Kameda Seika also manufactures and sells a range of rice crackers in China, Thailand and Vietnam.

“Asian countries have their own traditional rice crackers but many seem to enjoy the characteristic crunchy texture of Japanese rice crackers even more. Above all, Asian markets think highly of Japanese food manufacturers,” says Maruyama, who adds that the company is considering a launch in Europe in the future.

Kit Kat

Kit Kat bars as the world knows them today were created in England in 1935. It is said that around 700 of the chocolate-covered wafer bars are consumed every second.

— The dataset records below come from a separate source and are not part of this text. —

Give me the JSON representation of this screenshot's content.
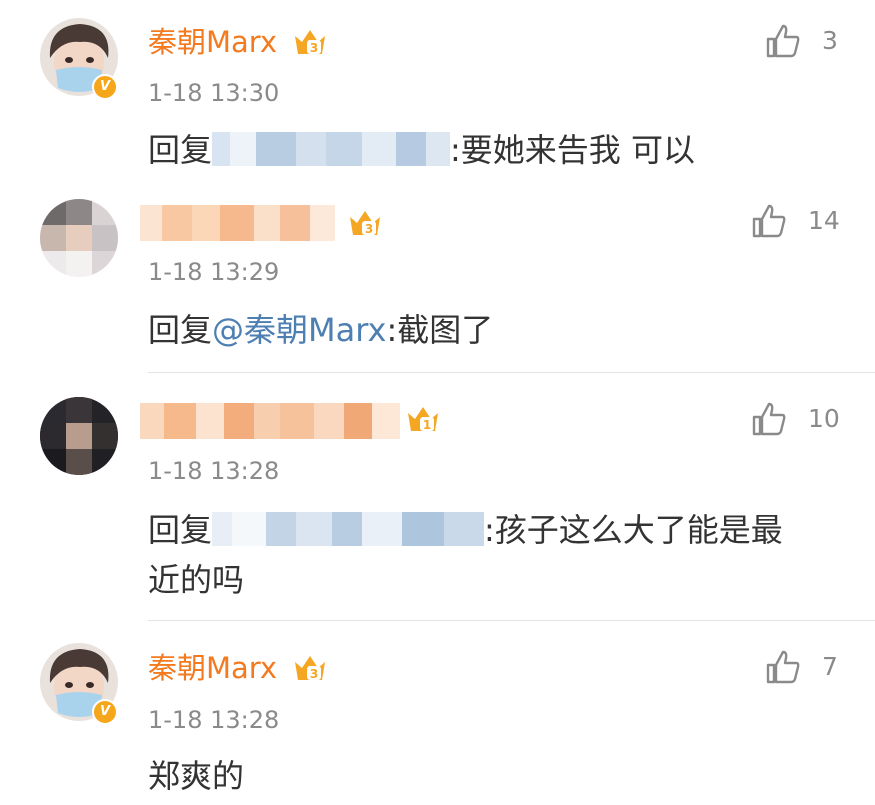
{
  "comments": [
    {
      "username": "秦朝Marx",
      "name_blurred": false,
      "level": "3",
      "time": "1-18 13:30",
      "likes": "3",
      "reply_prefix": "回复",
      "mention_blurred": true,
      "mention": "",
      "body": ":要她来告我 可以",
      "body_line2": "",
      "avatar": "avatar-masked-boy",
      "verified": true
    },
    {
      "username": "",
      "name_blurred": true,
      "level": "3",
      "time": "1-18 13:29",
      "likes": "14",
      "reply_prefix": "回复",
      "mention_blurred": false,
      "mention": "@秦朝Marx",
      "body": ":截图了",
      "body_line2": "",
      "avatar": "avatar-pixelated-girl",
      "verified": false
    },
    {
      "username": "",
      "name_blurred": true,
      "level": "1",
      "time": "1-18 13:28",
      "likes": "10",
      "reply_prefix": "回复",
      "mention_blurred": true,
      "mention": "",
      "body": ":孩子这么大了能是最",
      "body_line2": "近的吗",
      "avatar": "avatar-pixelated-dark",
      "verified": false
    },
    {
      "username": "秦朝Marx",
      "name_blurred": false,
      "level": "3",
      "time": "1-18 13:28",
      "likes": "7",
      "reply_prefix": "",
      "mention_blurred": false,
      "mention": "",
      "body": "郑爽的",
      "body_line2": "",
      "avatar": "avatar-masked-boy",
      "verified": true
    }
  ],
  "colors": {
    "username": "#f37a1f",
    "mention": "#4d7fb3",
    "meta": "#8a8a8a",
    "text": "#333333",
    "verified_badge": "#f6a61a",
    "crown": "#f5a623"
  },
  "icons": {
    "like": "thumbs-up-icon",
    "crown": "vip-crown-icon",
    "verified": "verified-v-icon"
  },
  "verified_mark": "V"
}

Japan is second only to England in the number of Kit Kat bars consumed in the country each year. One contributing factor to the popular success of Kit Kat bars in Japan is their role as good luck charms for students taking school entrance exams. Another distinguishing feature of Kit Kat bars in Japan is the wide variety of flavors in which they are manufactured, such as fruit, Japanese sake and matcha green tea flavors. More than 300 varieties of Kit Kat bars have been developed for sale exclusively in Japan.

“Japan’s diverse food culture helps to explain the development of so many differently flavored Kit Kat bars,” says Takuya Hiramatsu of Nestlé Japan.

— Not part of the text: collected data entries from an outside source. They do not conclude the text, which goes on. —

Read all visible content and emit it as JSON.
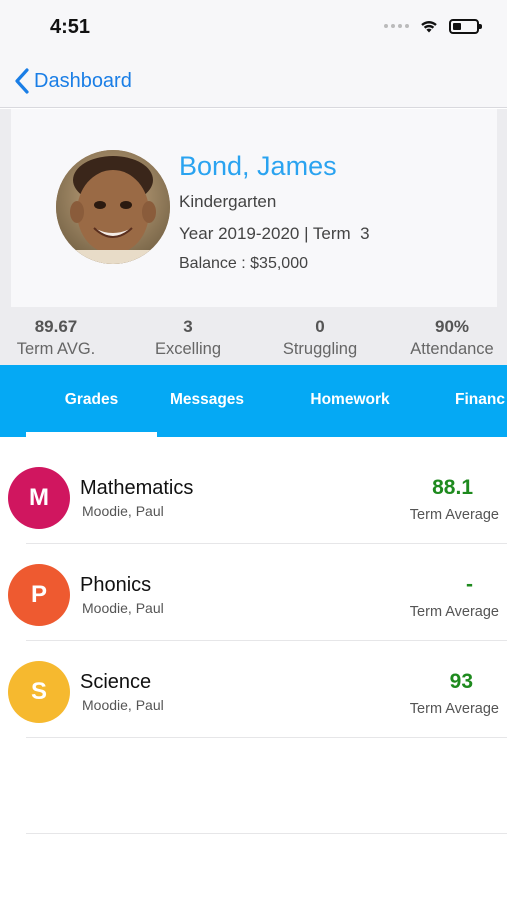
{
  "status_bar": {
    "time": "4:51"
  },
  "nav": {
    "back_label": "Dashboard"
  },
  "profile": {
    "name": "Bond, James",
    "grade_level": "Kindergarten",
    "year_term": "Year 2019-2020 | Term  3",
    "balance": "Balance : $35,000"
  },
  "stats": [
    {
      "value": "89.67",
      "label": "Term AVG."
    },
    {
      "value": "3",
      "label": "Excelling"
    },
    {
      "value": "0",
      "label": "Struggling"
    },
    {
      "value": "90%",
      "label": "Attendance"
    }
  ],
  "tabs": [
    {
      "label": "Grades",
      "selected": true
    },
    {
      "label": "Messages"
    },
    {
      "label": "Homework"
    },
    {
      "label": "Financ"
    }
  ],
  "subjects": [
    {
      "initial": "M",
      "name": "Mathematics",
      "teacher": "Moodie, Paul",
      "average": "88.1",
      "average_label": "Term Average",
      "color": "#d0165f"
    },
    {
      "initial": "P",
      "name": "Phonics",
      "teacher": "Moodie, Paul",
      "average": "-",
      "average_label": "Term Average",
      "color": "#ee5a30"
    },
    {
      "initial": "S",
      "name": "Science",
      "teacher": "Moodie, Paul",
      "average": "93",
      "average_label": "Term Average",
      "color": "#f6b92f"
    }
  ],
  "colors": {
    "accent": "#05a9f4",
    "link": "#1a7ee6",
    "name": "#2aa3f0",
    "average_good": "#1e8a1e"
  }
}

So-called regional Kit Kat bars utilizing local food specialties such as apples or strawberries are popular souvenirs for Japanese and international tourists alike. The first such regional Kit Kat bar was produced in 2002, this being a Kit Kat flavored with melon, a specialty of Yubari in Hokkaido. It became so popular that overseas tourists went all the way to Hokkaido, the northernmost of Japan’s four main islands, just to get their hands on one.

“Japanese Kit Kat bars have been widely discussed in social media channels and have become something of a phenomenon overseas,” says Hiramatsu.

According to Hiramatsu, the most popular regional Kit Kat bar is currently the wasabi-flavored version available in Shizuoka Prefecture.

Meanwhile high-end Kit Kat varieties in the Chocolatory series have been available in Japan since 2014. Selling for between 300 and 500 yen, these special edition Kit Kats are created under the supervision of leading Japanese pâtissier Yasumasa Takagi. Carefully manufactured using luxurious ingredients and beautifully packaged, they have become extremely popular as gifts. Kit Kat bars in the Chocolatory series are also available in London and Melbourne.